Sawa went on to reflect on his career, which has spanned almost 30 years, revealing which of his films was the most memorable for him. “I would have to go for ‘Idle Hands.’ Overall, it was like going to summer camp with a bunch of buddies, Seth [Green], and Jessica [Alba] and Vivica [A. Fox]. We were just laughing all day long, and there was silly stuff going on all around us, and it was just a lot of fun. I don’t know if that was the particular role that moved my career along the most, but it was the most fun I had doing a project.”

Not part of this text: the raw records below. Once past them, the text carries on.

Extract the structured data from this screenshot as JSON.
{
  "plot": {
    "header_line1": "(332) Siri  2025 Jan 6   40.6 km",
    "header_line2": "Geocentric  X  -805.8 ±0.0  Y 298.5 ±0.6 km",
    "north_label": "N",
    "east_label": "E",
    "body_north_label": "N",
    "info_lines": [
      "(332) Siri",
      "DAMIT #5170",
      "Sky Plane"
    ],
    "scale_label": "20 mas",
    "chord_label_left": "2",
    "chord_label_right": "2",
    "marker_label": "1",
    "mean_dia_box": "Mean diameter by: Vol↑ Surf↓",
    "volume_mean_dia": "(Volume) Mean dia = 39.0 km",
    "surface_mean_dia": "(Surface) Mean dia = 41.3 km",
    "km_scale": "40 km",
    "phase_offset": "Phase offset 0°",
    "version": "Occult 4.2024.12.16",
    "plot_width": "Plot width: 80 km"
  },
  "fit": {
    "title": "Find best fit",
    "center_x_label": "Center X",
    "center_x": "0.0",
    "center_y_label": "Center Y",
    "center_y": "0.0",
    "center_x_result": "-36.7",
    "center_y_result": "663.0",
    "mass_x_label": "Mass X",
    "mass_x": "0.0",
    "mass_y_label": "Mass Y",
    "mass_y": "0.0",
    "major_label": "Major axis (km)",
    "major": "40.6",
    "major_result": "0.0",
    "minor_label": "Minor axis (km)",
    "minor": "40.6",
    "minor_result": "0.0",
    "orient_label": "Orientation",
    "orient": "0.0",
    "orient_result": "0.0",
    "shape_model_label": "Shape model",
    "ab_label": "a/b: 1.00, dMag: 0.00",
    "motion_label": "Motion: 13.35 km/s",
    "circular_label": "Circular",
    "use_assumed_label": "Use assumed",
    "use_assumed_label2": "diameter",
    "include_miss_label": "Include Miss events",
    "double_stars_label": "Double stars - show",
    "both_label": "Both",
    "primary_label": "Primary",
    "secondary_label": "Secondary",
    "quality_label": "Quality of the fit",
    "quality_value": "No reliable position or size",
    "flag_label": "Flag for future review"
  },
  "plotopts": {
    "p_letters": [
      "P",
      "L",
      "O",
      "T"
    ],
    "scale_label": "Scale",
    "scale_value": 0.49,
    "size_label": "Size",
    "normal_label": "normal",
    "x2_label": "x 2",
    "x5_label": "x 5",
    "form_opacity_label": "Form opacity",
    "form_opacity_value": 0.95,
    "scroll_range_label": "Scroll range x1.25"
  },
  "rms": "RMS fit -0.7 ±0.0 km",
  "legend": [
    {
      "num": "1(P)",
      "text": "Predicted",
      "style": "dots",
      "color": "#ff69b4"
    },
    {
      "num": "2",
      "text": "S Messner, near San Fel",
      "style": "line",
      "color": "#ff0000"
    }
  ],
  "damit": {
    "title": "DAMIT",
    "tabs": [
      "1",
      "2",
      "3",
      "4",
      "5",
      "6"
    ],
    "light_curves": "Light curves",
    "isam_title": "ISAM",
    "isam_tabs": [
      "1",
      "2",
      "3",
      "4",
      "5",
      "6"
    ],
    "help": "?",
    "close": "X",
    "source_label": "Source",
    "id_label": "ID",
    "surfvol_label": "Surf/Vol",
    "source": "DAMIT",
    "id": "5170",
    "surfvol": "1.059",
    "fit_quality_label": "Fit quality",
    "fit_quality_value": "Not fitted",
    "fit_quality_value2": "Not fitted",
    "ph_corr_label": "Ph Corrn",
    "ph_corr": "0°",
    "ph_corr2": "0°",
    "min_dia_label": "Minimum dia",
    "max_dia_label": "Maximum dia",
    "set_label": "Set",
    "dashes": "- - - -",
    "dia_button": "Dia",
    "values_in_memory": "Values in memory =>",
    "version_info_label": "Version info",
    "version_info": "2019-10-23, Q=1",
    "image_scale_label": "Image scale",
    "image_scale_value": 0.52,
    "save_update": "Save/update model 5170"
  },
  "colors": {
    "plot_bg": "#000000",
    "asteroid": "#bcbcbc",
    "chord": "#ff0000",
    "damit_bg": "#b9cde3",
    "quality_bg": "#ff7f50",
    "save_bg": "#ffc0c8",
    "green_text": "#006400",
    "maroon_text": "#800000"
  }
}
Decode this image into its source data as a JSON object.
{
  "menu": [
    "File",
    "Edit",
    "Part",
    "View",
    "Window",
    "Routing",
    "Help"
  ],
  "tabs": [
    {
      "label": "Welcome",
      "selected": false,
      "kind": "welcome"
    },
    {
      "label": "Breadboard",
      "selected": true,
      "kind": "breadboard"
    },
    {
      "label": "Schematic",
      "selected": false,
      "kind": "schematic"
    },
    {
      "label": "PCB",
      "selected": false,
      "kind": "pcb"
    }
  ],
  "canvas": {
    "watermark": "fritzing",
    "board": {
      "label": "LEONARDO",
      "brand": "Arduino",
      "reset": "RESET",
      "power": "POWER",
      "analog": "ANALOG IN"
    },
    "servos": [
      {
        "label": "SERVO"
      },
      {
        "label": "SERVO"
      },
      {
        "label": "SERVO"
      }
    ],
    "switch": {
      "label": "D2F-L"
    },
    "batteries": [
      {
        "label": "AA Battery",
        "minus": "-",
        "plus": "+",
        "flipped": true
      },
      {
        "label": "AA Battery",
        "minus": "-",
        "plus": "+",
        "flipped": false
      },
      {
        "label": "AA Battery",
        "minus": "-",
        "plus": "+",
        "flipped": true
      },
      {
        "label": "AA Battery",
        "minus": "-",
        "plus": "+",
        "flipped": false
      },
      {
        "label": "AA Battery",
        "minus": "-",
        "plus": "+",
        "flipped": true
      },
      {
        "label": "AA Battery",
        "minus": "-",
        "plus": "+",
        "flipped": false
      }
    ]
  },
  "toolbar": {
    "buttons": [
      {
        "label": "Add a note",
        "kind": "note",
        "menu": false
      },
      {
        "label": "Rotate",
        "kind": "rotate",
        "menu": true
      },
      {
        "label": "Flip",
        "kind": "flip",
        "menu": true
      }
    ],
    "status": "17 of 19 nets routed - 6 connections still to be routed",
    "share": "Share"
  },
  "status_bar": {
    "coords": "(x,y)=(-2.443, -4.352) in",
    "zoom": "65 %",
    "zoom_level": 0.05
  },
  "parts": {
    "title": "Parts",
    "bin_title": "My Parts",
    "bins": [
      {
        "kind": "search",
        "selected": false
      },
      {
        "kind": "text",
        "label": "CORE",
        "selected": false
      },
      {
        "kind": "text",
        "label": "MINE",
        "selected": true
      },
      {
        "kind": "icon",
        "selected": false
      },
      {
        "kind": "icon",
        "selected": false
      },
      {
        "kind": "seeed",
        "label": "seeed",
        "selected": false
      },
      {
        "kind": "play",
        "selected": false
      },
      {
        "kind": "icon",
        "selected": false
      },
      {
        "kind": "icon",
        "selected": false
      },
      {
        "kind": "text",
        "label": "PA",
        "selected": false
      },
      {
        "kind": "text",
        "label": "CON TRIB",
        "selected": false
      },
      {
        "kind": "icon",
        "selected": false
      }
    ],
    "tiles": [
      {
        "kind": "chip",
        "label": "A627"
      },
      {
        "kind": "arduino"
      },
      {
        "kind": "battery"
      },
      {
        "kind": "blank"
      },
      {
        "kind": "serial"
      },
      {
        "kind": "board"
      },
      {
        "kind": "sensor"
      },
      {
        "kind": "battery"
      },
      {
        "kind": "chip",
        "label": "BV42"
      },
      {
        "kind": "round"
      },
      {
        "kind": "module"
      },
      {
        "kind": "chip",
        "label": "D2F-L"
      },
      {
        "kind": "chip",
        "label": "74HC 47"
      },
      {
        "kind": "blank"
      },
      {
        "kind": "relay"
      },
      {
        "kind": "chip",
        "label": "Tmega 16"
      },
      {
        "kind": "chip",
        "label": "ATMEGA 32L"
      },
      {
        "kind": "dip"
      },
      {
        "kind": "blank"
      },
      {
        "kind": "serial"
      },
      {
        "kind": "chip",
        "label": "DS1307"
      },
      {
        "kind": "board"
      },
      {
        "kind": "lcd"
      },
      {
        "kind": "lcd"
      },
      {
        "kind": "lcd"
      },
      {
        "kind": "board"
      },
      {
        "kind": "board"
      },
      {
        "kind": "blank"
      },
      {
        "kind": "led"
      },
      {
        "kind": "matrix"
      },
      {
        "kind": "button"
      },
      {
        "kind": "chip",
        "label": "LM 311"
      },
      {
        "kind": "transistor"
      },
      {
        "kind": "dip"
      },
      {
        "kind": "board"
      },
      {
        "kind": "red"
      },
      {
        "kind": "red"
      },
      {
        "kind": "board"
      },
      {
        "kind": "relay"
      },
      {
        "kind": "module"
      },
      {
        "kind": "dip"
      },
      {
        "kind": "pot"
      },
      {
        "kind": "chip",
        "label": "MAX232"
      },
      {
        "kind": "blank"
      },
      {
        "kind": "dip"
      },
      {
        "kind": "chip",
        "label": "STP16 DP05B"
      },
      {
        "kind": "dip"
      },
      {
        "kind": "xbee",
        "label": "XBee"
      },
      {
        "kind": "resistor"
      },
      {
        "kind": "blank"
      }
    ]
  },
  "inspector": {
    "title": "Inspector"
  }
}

The actor also revealed his thoughts on “Stu,” a recent “Saturday Night Live” short film that parioded “Stan,” the infamous Eminem video he starred in. “I’m flattered that I’m in a music video that is still getting heat 20 years later. Eminem is brilliant. He was ahead of his time, obviously, or it wouldn’t still be playing, and there wouldn’t be a word named after it that made the dictionary… I’m flattered, and Pete Davidson killed it. I was so worried when I heard. I think someone tweeted me first [about it], and I was like, ‘Oh, no.’ I was worried that it would be making fun of me, in my insecure mind, but I don’t think I smiled so much this year when I watched that. It was funny, and sweet, and cute, and he copied a few nuances that I did in the music video, blew off the pencil and everything. It was cool.”

Hunter Hunter” releases Dec. 18 on VOD and in select cities.